The leadership development program, called “Science of Eradication: Malaria 2015,” provided a broad overview, including the disease’s basic biology, challenges facing vaccine development, social determinants of transmission, economic advantages to eradication, the importance of communication, and ways to integrate eradication into existing control efforts.
The program is a partnership of organizations including Harvard, the Barcelona Institute for Global Health, and the Swiss Tropical and Public Health Institute, with funding from several other organizations.
Malaria may not become the second human disease to be wiped out. That’s because efforts targeting two other ailments, polio and guinea worm disease (which is caused by a tropical parasite), are on the verge of success, with the number of cases reduced to just a handful.
Elizabeth Juma, a research scientist with the Kenya Medical Research Institute, said malaria remains a major health problem there and is the biggest cause of death for children under 5. It’s widespread in the nation’s agricultural areas, making it an issue in agricultural production. Juma said she decided to attend the session to understand how the goal of elimination in Kenya would affect ongoing control efforts.
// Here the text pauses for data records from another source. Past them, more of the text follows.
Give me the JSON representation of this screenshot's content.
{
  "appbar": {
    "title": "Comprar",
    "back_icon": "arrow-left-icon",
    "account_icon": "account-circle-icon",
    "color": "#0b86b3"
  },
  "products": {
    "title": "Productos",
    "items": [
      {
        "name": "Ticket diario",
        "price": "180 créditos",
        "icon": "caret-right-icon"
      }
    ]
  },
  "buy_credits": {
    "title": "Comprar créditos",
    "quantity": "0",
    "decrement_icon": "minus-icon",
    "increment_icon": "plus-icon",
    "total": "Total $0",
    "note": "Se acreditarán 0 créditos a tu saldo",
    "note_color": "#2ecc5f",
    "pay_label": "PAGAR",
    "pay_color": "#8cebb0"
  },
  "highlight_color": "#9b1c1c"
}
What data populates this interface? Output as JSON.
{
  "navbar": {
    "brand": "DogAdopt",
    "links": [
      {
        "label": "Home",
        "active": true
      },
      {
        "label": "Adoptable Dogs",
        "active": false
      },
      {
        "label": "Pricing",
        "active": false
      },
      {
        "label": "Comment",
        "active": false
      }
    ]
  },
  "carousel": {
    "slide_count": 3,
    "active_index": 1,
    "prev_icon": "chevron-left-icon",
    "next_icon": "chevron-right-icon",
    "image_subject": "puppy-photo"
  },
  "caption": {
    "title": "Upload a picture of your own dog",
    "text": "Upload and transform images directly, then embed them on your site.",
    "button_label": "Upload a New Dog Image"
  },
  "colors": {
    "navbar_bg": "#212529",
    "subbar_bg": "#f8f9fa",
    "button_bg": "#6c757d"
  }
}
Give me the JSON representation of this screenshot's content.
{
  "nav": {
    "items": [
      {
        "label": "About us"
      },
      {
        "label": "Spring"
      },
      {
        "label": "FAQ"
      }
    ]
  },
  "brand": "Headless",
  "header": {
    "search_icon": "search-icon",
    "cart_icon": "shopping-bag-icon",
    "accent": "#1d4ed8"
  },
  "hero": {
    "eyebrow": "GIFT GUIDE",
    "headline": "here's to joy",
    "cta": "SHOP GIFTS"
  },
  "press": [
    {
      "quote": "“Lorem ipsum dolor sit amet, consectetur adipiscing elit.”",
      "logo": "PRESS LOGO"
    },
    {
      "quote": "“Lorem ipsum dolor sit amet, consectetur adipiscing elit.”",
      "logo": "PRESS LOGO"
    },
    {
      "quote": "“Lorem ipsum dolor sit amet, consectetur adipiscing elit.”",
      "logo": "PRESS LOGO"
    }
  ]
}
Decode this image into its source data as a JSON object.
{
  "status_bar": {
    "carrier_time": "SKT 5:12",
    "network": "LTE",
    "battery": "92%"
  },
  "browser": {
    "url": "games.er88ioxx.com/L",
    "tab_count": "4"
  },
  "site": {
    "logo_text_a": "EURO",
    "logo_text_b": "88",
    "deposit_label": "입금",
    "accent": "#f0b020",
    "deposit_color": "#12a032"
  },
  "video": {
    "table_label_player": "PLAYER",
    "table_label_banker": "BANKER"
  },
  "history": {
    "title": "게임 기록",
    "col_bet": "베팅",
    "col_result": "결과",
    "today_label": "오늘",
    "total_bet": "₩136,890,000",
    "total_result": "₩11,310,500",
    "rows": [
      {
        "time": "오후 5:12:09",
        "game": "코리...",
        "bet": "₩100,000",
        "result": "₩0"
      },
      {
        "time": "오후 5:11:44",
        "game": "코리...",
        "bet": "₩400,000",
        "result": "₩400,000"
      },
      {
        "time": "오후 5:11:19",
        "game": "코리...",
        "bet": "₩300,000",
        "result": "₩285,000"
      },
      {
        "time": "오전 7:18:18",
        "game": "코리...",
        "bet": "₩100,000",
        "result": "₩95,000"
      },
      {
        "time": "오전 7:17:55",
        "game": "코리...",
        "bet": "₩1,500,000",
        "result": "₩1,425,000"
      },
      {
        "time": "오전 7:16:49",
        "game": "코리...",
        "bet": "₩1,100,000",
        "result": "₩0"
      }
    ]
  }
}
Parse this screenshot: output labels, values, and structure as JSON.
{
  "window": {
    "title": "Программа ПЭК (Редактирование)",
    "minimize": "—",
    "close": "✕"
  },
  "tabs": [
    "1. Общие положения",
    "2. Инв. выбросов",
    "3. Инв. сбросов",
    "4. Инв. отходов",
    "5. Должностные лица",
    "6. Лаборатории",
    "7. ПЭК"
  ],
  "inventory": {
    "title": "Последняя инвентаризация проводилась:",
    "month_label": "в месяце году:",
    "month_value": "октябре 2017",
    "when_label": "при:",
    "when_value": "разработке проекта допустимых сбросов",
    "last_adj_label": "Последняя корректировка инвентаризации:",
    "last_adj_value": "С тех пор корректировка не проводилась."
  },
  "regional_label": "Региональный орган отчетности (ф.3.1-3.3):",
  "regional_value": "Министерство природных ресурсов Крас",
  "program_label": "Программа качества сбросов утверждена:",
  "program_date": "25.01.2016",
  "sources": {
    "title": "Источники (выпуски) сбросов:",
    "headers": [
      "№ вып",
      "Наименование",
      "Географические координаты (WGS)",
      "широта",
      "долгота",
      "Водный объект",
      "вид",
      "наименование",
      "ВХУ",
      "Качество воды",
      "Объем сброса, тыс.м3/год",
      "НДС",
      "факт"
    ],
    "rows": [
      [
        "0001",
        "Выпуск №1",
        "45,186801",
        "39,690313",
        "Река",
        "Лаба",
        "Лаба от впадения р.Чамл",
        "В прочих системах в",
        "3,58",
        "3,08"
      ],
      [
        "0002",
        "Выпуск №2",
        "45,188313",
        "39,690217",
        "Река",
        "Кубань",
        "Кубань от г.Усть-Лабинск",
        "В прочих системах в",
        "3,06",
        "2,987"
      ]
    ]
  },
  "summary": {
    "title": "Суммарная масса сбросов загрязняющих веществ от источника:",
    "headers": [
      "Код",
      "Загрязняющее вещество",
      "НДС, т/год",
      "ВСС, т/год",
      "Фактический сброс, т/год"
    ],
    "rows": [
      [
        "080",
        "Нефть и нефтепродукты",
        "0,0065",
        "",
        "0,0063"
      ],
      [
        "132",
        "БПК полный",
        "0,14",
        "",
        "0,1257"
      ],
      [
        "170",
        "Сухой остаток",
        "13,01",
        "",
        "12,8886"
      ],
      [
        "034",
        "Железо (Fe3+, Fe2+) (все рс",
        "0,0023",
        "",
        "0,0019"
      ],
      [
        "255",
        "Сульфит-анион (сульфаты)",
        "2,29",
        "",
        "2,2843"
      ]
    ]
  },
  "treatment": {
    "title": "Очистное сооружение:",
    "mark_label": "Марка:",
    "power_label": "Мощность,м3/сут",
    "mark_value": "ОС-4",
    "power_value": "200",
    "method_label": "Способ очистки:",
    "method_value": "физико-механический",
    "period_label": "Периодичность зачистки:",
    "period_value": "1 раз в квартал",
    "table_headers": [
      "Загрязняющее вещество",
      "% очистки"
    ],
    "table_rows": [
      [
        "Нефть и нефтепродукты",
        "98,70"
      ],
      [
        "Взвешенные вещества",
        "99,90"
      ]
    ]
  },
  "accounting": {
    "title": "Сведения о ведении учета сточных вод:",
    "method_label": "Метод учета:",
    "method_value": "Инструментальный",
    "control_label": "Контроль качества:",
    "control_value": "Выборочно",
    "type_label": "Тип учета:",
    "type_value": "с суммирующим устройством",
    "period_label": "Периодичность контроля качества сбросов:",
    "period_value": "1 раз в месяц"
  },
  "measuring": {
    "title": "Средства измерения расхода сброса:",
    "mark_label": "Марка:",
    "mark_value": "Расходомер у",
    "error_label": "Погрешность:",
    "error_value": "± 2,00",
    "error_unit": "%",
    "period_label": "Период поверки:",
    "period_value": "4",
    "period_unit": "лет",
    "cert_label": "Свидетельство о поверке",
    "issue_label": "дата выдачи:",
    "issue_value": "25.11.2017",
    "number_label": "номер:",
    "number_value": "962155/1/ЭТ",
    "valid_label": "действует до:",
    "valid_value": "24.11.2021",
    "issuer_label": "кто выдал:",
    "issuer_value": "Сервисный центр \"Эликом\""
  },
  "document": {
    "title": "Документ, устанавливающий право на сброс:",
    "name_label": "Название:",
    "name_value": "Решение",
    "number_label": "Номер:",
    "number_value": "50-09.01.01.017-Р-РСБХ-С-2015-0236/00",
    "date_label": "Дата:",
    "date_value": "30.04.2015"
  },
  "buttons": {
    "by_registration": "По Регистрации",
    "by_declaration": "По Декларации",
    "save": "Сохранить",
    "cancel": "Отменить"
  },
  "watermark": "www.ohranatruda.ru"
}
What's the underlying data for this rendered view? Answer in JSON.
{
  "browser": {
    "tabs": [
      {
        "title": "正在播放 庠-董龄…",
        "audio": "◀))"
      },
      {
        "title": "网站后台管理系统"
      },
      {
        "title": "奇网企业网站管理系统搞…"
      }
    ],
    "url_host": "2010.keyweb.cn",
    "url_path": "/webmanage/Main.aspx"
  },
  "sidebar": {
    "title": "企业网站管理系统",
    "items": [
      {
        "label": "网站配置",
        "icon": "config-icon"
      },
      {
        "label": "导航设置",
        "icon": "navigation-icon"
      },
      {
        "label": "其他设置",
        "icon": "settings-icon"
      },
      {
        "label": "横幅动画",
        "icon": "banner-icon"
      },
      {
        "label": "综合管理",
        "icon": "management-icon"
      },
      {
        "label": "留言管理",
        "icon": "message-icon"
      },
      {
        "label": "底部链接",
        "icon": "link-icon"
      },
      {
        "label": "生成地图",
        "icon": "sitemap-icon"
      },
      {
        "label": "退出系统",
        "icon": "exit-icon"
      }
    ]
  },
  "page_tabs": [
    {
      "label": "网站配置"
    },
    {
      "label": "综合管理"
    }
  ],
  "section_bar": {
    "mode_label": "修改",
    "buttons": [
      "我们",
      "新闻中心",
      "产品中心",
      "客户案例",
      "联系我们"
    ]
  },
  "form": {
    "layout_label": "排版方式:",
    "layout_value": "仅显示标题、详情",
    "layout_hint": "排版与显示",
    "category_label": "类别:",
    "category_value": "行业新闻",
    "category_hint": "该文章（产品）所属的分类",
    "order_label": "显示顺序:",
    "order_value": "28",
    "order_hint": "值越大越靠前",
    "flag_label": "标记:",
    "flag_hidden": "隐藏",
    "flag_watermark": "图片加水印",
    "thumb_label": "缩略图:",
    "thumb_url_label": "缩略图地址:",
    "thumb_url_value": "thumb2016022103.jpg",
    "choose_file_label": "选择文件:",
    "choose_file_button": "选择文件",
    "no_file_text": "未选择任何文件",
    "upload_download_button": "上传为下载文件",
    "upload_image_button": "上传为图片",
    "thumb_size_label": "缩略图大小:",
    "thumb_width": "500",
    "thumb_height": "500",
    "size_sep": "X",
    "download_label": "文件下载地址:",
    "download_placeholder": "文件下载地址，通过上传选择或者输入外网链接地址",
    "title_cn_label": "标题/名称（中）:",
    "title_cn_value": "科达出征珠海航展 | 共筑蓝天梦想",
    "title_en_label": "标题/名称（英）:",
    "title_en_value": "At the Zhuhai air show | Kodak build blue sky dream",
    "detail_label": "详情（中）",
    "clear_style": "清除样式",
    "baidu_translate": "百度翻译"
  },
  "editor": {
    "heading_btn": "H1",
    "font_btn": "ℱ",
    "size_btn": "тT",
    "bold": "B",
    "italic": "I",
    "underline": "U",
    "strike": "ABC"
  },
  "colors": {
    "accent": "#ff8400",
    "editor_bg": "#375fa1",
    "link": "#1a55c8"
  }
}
“The global goals have changed,” Juma said. “We now have to think of malaria elimination. [I decided to attend] to just find out … what should we do about a country such as ours, where this has been attempted in the past, and how best can we think about the endgame, which is elimination.”
Ndukwe Ukoha, a malaria specialist for the Health and Strategy Delivery Foundation, a Nigerian nonprofit that provides technical assistance to the government on health issues, said malaria is also a major public health concern in Nigeria. As Africa’s most populous country, with 184 million people, efforts to reduce malaria there will have an impact on the global disease burden, Ukoha said.
“We are presently controlling malaria in Nigeria, [but] we also need to look at new ways of doing things, new ways of developing more effective tools, because … presently there are issues around resistance and also health system issues,” Ukoha said. “So this kind of forum provides an avenue to talk about these, and even learn from countries where they have successfully achieved high success.”